Im weiteren Verlauf erweitert der Artikel die Diskussion auf das Verhältnis von Staat und Religion. Die Präambel des Grundgesetzes enthält einen Bezug zu Gott und erinnert daran, dass der Staat nicht alle moralischen Grundlagen selbst hervorbringen kann. Der Staat ist auf gesellschaftliche Werte angewiesen, die auch aus religiösen Traditionen stammen können. Deshalb sollte er offen bleiben für religiöse Beiträge zum gesellschaftlichen Leben.

Gleichzeitig darf der Staat keine einzelne Religion privilegieren. Unterschiedliche religiöse und weltanschauliche Positionen müssen möglichst fair ausgeglichen werden. Dennoch bedeutet Gleichbehandlung nicht automatisch, dass alle Religionen exakt gleich behandelt werden müssen. Der Staat kann auch berücksichtigen, welche Rolle religiöse Gemeinschaften in der Gesellschaft spielen, etwa durch ihre Mitgliederzahl, ihre kulturelle Bedeutung oder ihre sozialen Leistungen.
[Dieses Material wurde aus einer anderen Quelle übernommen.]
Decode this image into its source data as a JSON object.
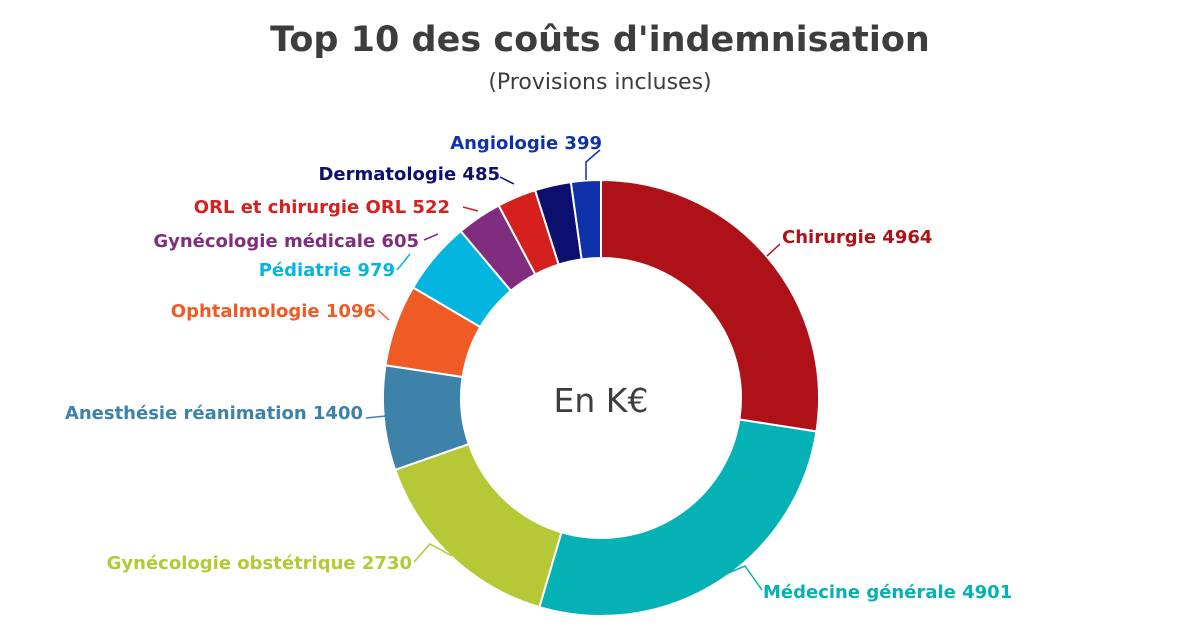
{
  "chart_data": {
    "type": "pie",
    "subtype": "donut",
    "title": "Top 10 des coûts d'indemnisation",
    "subtitle": "(Provisions incluses)",
    "center_label": "En K€",
    "legend": "none",
    "slices": [
      {
        "label": "Chirurgie",
        "value": 4964,
        "color": "#ae1118"
      },
      {
        "label": "Médecine générale",
        "value": 4901,
        "color": "#04b1b4"
      },
      {
        "label": "Gynécologie obstétrique",
        "value": 2730,
        "color": "#b4c935"
      },
      {
        "label": "Anesthésie réanimation",
        "value": 1400,
        "color": "#3e82a9"
      },
      {
        "label": "Ophtalmologie",
        "value": 1096,
        "color": "#f05a24"
      },
      {
        "label": "Pédiatrie",
        "value": 979,
        "color": "#04b6df"
      },
      {
        "label": "Gynécologie médicale",
        "value": 605,
        "color": "#812d7f"
      },
      {
        "label": "ORL et chirurgie ORL",
        "value": 522,
        "color": "#d5201e"
      },
      {
        "label": "Dermatologie",
        "value": 485,
        "color": "#0c0f6e"
      },
      {
        "label": "Angiologie",
        "value": 399,
        "color": "#0f32ab"
      }
    ]
  }
}
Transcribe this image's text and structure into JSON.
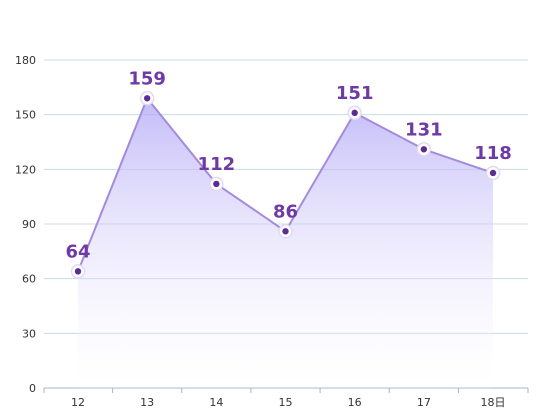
{
  "chart_data": {
    "type": "area",
    "categories": [
      "12",
      "13",
      "14",
      "15",
      "16",
      "17",
      "18日"
    ],
    "series": [
      {
        "values": [
          64,
          159,
          112,
          86,
          151,
          131,
          118
        ]
      }
    ],
    "data_labels": [
      "64",
      "159",
      "112",
      "86",
      "151",
      "131",
      "118"
    ],
    "y_ticks": [
      "0",
      "30",
      "60",
      "90",
      "120",
      "150",
      "180"
    ],
    "ylim": [
      0,
      180
    ],
    "grid": true,
    "legend": "none",
    "colors": {
      "line": "#A58BDB",
      "area_top": "#AFA4F6",
      "area_bottom": "#FFFFFF",
      "marker_fill": "#5B2C91",
      "marker_ring": "#FFFFFF",
      "label": "#6D3AA6",
      "grid": "#C8DCE8",
      "axis": "#9FB8C8"
    }
  }
}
Am Ende betont der Autor, dass religiöse Symbole im öffentlichen Raum nur dann Bedeutung behalten, wenn Gläubige ihren Glauben auch im Alltag leben. Wenn Christen ihre Überzeugungen nicht aktiv in die gesellschaftliche Diskussion einbringen, drohen religiöse Zeichen zu bloßen kulturellen Traditionen zu werden. Das bekannte Böckenförde Axiom wird dabei aufgegriffen. Es besagt, dass der Staat von moralischen Voraussetzungen lebt, die er selbst nicht hervorbringen kann. Diese Voraussetzungen müssen aus der Gesellschaft kommen, unter anderem aus religiösen Überzeugungen. Der Staat kann dafür Rahmenbedingungen schaffen, aber er kann religiösen Glauben nicht selbst erzeugen.